10. Voor zover eiser betoogt dat verweerder ten onrechte niet heeft onderkend dat eiser te vrezen heeft voor eerwraak van zijn familie, kan dit betoog niet slagen. Terecht stelt verweerder dat eiser noch in het nader gehoor, noch in de zienswijze heeft gesteld te vrezen voor eerwraak. Met de enkele stelling in beroep dat het een feit van algemene bekendheid is dat eerwraak in Saoedi-Arabië regelmatig voorkomt, heeft eiser zijn gestelde vrees niet aannemelijk gemaakt
11. Eiser betoogt dat verweerder hem ten onrechte heeft tegengeworpen dat hij zich niet zo spoedig mogelijk heeft gemeld voor asiel en dat dit in ernstige mate afbreuk doet aan de gestelde noodzaak van internationale bescherming. Eiser heeft zich niet meteen gemeld voor asiel omdat hij (onder andere) eerst wilde kijken of er een mogelijkheid was om op een andere titel een verblijfsvergunning te krijgen en op die wijze (een legitiem excuus te hebben om hier te blijven om) verder te studeren. Dit betoog slaagt niet
11.1
De rechtbank overweegt dat eisers verblijfsvergunning onder de beperking ‘het zoeken naar en verrichten van arbeid al dan niet in loondienst’ was geëindigd op 30 september 2020. Gelet hierop heeft verweerder zich terecht op het standpunt gesteld dat de omstandigheid dat eiser zich niet eerder dan op 15 december 2020 heeft gemeld voor asiel, afbreuk doet aan de gestelde noodzaak van internationale bescherming. Immers, van een vreemdeling die stelt internationale bescherming nodig te hebben mag worden verlangd dat hij dit zo spoedig mogelijk onder de aandacht van verweerder brengt. Dat eiser zich niet meteen heeft gemeld voor asiel omdat hij (onder andere) eerst wilde kijken of er een mogelijkheid was om op een andere titel een verblijfsvergunning te krijgen leidt de rechtbank niet tot een ander oordeel. Dat eiser eerst wilde kijken of hij op een andere grond een verblijfsvergunning zou kunnen krijgen duidt immers evenmin op een noodzaak van internationale bescherming.
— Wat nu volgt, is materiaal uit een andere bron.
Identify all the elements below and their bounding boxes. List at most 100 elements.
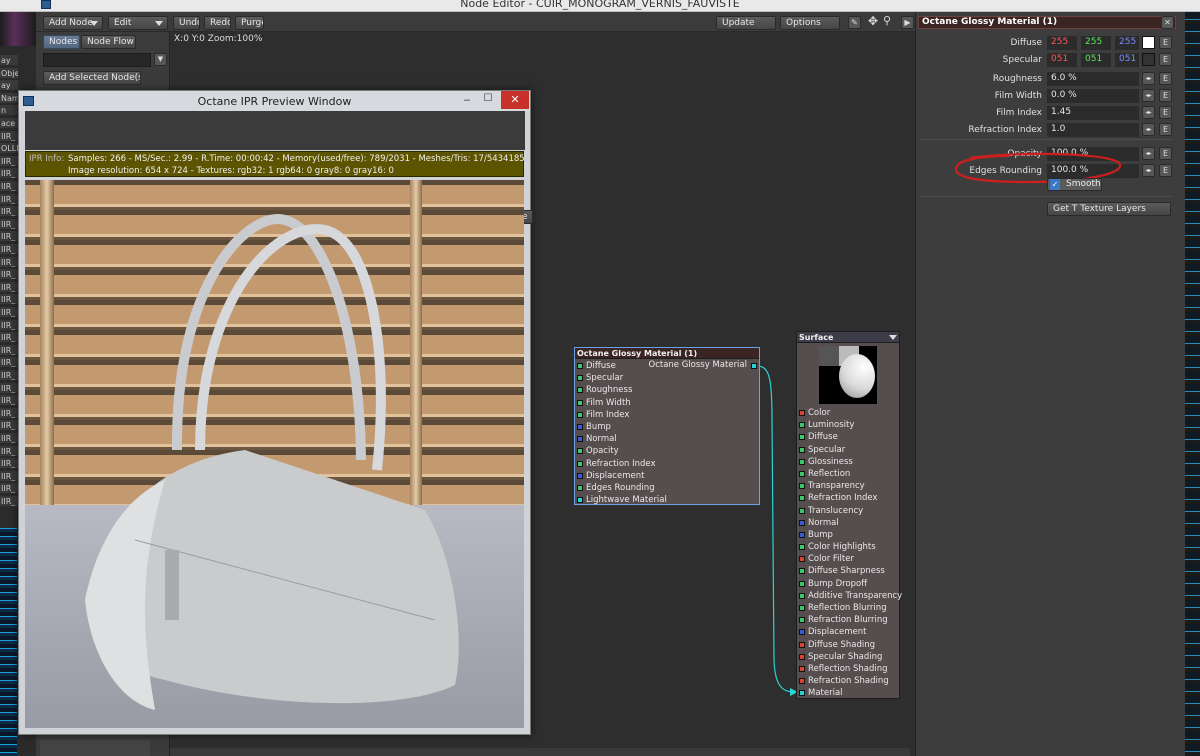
port-connector-icon[interactable] — [799, 629, 805, 636]
port-connector-icon[interactable] — [577, 484, 583, 491]
surface-collapse-icon[interactable] — [889, 335, 897, 340]
glossy-output-port[interactable] — [751, 363, 757, 369]
edges-envelope-button[interactable]: E — [1159, 164, 1172, 177]
node-input-port[interactable]: Bump Dropoff — [797, 578, 901, 590]
node-input-port[interactable]: Color — [797, 407, 901, 419]
node-input-port[interactable]: Diffuse — [797, 431, 901, 443]
port-connector-icon[interactable] — [799, 653, 805, 660]
roughness-envelope-button[interactable]: E — [1159, 72, 1172, 85]
node-input-port[interactable]: Bump — [797, 529, 901, 541]
drag-arrows-icon[interactable]: ◂▸ — [1142, 147, 1155, 160]
specular-b-field[interactable]: 051 — [1115, 53, 1139, 67]
node-input-port[interactable]: Opacity — [575, 445, 759, 457]
port-connector-icon[interactable] — [577, 448, 583, 455]
ipr-close-icon[interactable]: ✕ — [501, 91, 529, 109]
port-connector-icon[interactable] — [577, 423, 583, 430]
port-connector-icon[interactable] — [799, 605, 805, 611]
diffuse-b-field[interactable]: 255 — [1115, 36, 1139, 50]
node-input-port[interactable]: Normal — [797, 517, 901, 529]
diffuse-g-field[interactable]: 255 — [1081, 36, 1111, 50]
film-index-field[interactable]: 1.45 — [1047, 106, 1139, 120]
node-input-port[interactable]: Transparency — [797, 480, 901, 492]
port-connector-icon[interactable] — [799, 507, 805, 514]
node-input-port[interactable]: Additive Transparency — [797, 590, 902, 602]
diffuse-color-swatch[interactable] — [1142, 36, 1155, 49]
node-input-port[interactable]: Displacement — [797, 626, 901, 638]
port-connector-icon[interactable] — [799, 458, 805, 465]
port-connector-icon[interactable] — [577, 399, 583, 406]
node-input-port[interactable]: Diffuse Shading — [797, 639, 901, 651]
glossy-material-node[interactable]: Octane Glossy Material (1) Diffuse Specul… — [574, 347, 760, 505]
port-connector-icon[interactable] — [577, 411, 583, 418]
node-input-port[interactable]: Material — [797, 687, 901, 699]
port-connector-icon[interactable] — [799, 531, 805, 538]
node-input-port[interactable]: Displacement — [575, 470, 759, 482]
specular-r-field[interactable]: 051 — [1047, 53, 1077, 67]
port-connector-icon[interactable] — [799, 592, 805, 599]
port-connector-icon[interactable] — [799, 678, 805, 685]
specular-envelope-button[interactable]: E — [1159, 53, 1172, 66]
node-input-port[interactable]: Specular Shading — [797, 651, 901, 663]
port-connector-icon[interactable] — [799, 519, 805, 526]
drag-arrows-icon[interactable]: ◂▸ — [1142, 106, 1155, 119]
port-connector-icon[interactable] — [799, 483, 805, 490]
surface-node[interactable]: Surface Color Luminosity Diffuse Specular Gl… — [796, 331, 902, 699]
opacity-envelope-button[interactable]: E — [1159, 147, 1172, 160]
port-connector-icon[interactable] — [799, 665, 805, 672]
port-connector-icon[interactable] — [577, 363, 583, 369]
film-width-field[interactable]: 0.0 % — [1047, 89, 1139, 103]
specular-color-swatch[interactable] — [1142, 53, 1155, 66]
port-connector-icon[interactable] — [577, 387, 583, 394]
node-input-port[interactable]: Specular — [575, 372, 759, 384]
port-connector-icon[interactable] — [577, 375, 583, 382]
port-connector-icon[interactable] — [577, 472, 583, 479]
port-connector-icon[interactable] — [799, 470, 805, 477]
refraction-field[interactable]: 1.0 — [1047, 123, 1139, 137]
film-index-envelope-button[interactable]: E — [1159, 106, 1172, 119]
port-connector-icon[interactable] — [799, 410, 805, 416]
node-input-port[interactable]: Film Index — [575, 409, 759, 421]
smooth-checkbox[interactable]: ✓ Smooth — [1047, 178, 1102, 191]
port-connector-icon[interactable] — [577, 460, 583, 467]
port-connector-icon[interactable] — [799, 568, 805, 575]
node-input-port[interactable]: Refraction Index — [797, 492, 901, 504]
port-connector-icon[interactable] — [799, 434, 805, 441]
node-input-port[interactable]: Color Highlights — [797, 541, 901, 553]
node-input-port[interactable]: Reflection Shading — [797, 663, 901, 675]
port-connector-icon[interactable] — [799, 422, 805, 429]
roughness-field[interactable]: 6.0 % — [1047, 72, 1139, 86]
port-connector-icon[interactable] — [799, 641, 805, 648]
node-input-port[interactable]: Reflection Blurring — [797, 602, 901, 614]
ipr-maximize-icon[interactable]: ☐ — [480, 93, 496, 107]
node-input-port[interactable]: Refraction Shading — [797, 675, 901, 687]
node-input-port[interactable]: Specular — [797, 444, 901, 456]
node-input-port[interactable]: Diffuse Sharpness — [797, 565, 901, 577]
get-texture-layers-button[interactable]: Get T Texture Layers — [1047, 202, 1171, 216]
port-connector-icon[interactable] — [799, 556, 805, 563]
ipr-minimize-icon[interactable]: ‒ — [459, 93, 475, 107]
node-input-port[interactable]: Refraction Index — [575, 458, 759, 470]
port-connector-icon[interactable] — [577, 436, 583, 443]
node-input-port[interactable]: Reflection — [797, 468, 901, 480]
drag-arrows-icon[interactable]: ◂▸ — [1142, 89, 1155, 102]
node-input-port[interactable]: Glossiness — [797, 456, 901, 468]
ipr-render-image[interactable] — [25, 180, 524, 728]
node-input-port[interactable]: Edges Rounding — [575, 482, 759, 494]
specular-g-field[interactable]: 051 — [1081, 53, 1111, 67]
port-connector-icon[interactable] — [799, 690, 805, 697]
drag-arrows-icon[interactable]: ◂▸ — [1142, 123, 1155, 136]
port-connector-icon[interactable] — [799, 617, 805, 624]
port-connector-icon[interactable] — [799, 580, 805, 587]
node-input-port[interactable]: Roughness — [575, 384, 759, 396]
port-connector-icon[interactable] — [799, 495, 805, 502]
drag-arrows-icon[interactable]: ◂▸ — [1142, 164, 1155, 177]
node-input-port[interactable]: Color Filter — [797, 553, 901, 565]
port-connector-icon[interactable] — [799, 446, 805, 453]
film-width-envelope-button[interactable]: E — [1159, 89, 1172, 102]
node-input-port[interactable]: Refraction Blurring — [797, 614, 901, 626]
port-connector-icon[interactable] — [577, 497, 583, 504]
properties-close-icon[interactable]: ✕ — [1161, 16, 1174, 29]
node-input-port[interactable]: Lightwave Material — [575, 494, 759, 506]
node-input-port[interactable]: Normal — [575, 433, 759, 445]
diffuse-envelope-button[interactable]: E — [1159, 36, 1172, 49]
12. Eiser komt niet in aanmerking voor toelating op grond van artikel 29, eerste lid, aanhef en onder a of b, van de Vw. Hetgeen eiser overigens heeft aangevoerd leidt de rechtbank niet tot een ander oordeel.
13. Het beroep is ongegrond.
14. Voor een proceskostenveroordeling bestaat geen aanleiding.

Beslissing

De rechtbank verklaart het beroep ongegrond.
Deze uitspraak is gedaan door mr. L.E.M. Wilbers-Taselaar, rechter, in aanwezigheid van
mr. A.J. Eertink, griffier.
De uitspraak is uitgesproken in het openbaar en bekendgemaakt op:
Rechtsmiddel
Tegen deze uitspraak kan hoger beroep worden ingesteld bij de Afdeling bestuursrechtspraak van de Raad van State binnen één week na de dag van bekendmaking.